Teaching Profile

  Photo of students at a project in Scherpenheuvel © Tim Scheuer  

Design-oriented teaching of architectural history

Teaching at the Chair of Architectural History is explicitly directed at the requirements of practicing architects. Its primary objective is to introduce the students to historical architecture as a fully exploitable source of inspiration for their own creative work. Attention is therefore drawn first and foremost to the historical building itself, its creative disposition, composition, construction, and iconology. Only in a second stage teaching proceeds to an further examination of its social and historical relativity and importance.

In keeping with the Aachen approach to architectural history the Chair regards its teaching as a central component of architectural training. It shows the students that the act of designing is not a creative mystery that defies all rational explanations and that has to always be re-discovered. Instead, to a large extend it is based on the knowledge and understanding of the internal laws of architecture and on the application of fundamental architectural principles that remain constant through the ages and therefore can be studied in outstanding structures from all eras.

Interplay between research and teaching

At the Chair of Architectural History teaching and scientific research are closely linked. Interested students are included in the Chair's current building research projects. During the approximately four surveying and documentation campaigns each year, they get the opportunity to experience outstanding architecture in a holistic, hands-on manner outside of the boundaries of specialized classes and to trace back the construction process from its end result to its conceptual idea. At the same time, current research projects and their results are reintroduced into regular courses where they are inform lectures, seminars, and design projects.

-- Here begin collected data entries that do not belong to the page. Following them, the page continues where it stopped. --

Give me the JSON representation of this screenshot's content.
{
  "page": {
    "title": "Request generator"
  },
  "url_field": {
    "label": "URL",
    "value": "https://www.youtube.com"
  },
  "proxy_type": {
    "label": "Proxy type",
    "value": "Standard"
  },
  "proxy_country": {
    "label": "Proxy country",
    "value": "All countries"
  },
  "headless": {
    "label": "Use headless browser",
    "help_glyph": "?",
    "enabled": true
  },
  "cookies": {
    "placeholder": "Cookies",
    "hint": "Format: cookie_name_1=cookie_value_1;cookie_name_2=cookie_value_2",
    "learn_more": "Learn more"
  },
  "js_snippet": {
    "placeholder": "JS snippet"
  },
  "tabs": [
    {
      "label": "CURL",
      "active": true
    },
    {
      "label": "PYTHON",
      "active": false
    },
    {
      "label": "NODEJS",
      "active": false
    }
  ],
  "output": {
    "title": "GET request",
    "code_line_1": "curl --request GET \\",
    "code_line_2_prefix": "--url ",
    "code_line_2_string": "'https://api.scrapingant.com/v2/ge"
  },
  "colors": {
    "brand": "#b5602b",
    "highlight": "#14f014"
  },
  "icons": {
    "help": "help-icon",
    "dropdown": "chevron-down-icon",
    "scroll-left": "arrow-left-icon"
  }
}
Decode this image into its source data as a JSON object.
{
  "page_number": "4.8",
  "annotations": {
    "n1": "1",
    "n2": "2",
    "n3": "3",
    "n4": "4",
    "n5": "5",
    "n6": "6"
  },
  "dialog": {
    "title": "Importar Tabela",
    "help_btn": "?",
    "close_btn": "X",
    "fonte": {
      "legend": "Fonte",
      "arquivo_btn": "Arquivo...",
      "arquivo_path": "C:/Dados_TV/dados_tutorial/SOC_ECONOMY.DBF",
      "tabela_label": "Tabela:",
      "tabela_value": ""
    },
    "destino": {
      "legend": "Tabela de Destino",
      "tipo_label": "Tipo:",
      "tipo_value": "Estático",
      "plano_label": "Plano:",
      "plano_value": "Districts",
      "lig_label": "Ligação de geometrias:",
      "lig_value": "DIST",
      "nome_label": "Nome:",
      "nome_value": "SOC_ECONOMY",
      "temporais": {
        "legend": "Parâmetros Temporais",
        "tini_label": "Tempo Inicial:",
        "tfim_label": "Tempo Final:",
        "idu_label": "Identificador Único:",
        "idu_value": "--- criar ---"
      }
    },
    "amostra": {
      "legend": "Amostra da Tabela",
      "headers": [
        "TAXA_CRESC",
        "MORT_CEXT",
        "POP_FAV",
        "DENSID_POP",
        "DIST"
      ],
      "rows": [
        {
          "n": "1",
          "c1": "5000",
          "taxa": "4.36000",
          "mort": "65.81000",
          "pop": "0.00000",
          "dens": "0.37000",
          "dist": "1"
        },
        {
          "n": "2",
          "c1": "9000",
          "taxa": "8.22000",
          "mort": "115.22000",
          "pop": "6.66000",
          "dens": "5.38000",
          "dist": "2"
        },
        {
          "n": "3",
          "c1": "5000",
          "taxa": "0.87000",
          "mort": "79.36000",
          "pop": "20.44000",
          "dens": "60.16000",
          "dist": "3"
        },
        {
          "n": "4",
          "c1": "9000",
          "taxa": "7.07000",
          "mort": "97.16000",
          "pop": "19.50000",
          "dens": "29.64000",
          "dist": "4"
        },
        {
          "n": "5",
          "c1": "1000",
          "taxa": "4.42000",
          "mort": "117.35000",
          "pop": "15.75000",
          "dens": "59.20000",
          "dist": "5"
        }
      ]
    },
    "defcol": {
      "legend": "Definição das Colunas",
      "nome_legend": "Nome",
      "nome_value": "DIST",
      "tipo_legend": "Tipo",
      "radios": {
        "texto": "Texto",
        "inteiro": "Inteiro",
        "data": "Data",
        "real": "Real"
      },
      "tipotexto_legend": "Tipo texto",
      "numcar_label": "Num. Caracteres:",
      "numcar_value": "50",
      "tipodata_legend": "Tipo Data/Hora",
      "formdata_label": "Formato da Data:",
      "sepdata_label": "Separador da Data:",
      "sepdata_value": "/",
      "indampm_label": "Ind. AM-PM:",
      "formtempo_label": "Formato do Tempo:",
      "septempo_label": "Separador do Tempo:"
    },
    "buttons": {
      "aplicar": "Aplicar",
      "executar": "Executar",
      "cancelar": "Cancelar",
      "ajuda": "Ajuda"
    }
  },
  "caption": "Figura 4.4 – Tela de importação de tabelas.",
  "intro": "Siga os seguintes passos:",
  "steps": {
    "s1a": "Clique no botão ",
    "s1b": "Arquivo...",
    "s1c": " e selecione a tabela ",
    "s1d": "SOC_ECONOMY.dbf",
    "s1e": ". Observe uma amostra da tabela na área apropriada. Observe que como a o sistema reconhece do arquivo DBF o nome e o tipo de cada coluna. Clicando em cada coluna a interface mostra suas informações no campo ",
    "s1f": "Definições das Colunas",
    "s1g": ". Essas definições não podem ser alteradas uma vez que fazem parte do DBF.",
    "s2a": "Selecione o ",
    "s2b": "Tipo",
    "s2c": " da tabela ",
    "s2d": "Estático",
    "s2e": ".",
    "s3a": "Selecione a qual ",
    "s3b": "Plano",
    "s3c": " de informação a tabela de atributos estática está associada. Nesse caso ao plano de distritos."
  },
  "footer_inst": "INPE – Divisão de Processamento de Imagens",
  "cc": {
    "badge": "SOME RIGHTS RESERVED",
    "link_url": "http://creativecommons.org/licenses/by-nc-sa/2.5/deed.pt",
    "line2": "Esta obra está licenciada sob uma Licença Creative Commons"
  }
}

Combination of scientific and artistic approaches

The Chair for Architectural History sees one of its important tasks in introducing the students the principles of the scientific method, which is usually valued less in the design and construction courses of architecture studies. The Chair's emphasis on the scientific approach, however, is often reunited with the artistic approach architecture students are already familiar with. On the one hand the ability of switching between the various methods is fostered by exhibition projecs on topics of architectural history, on the other hand the same dual approach is also encouraged by the briefs of the Chair's design projects which either require a thorough understanding of the historical context of the proposed buildings or directly relate to current research projects. And finally, the Chair in all its courses particularly encourages and promotes the use of the hand-drawn sketch – for centuries an important tool for every practicing architects – as a medium both for the scientific analysis and the artistic appropriatiion of existing architecture.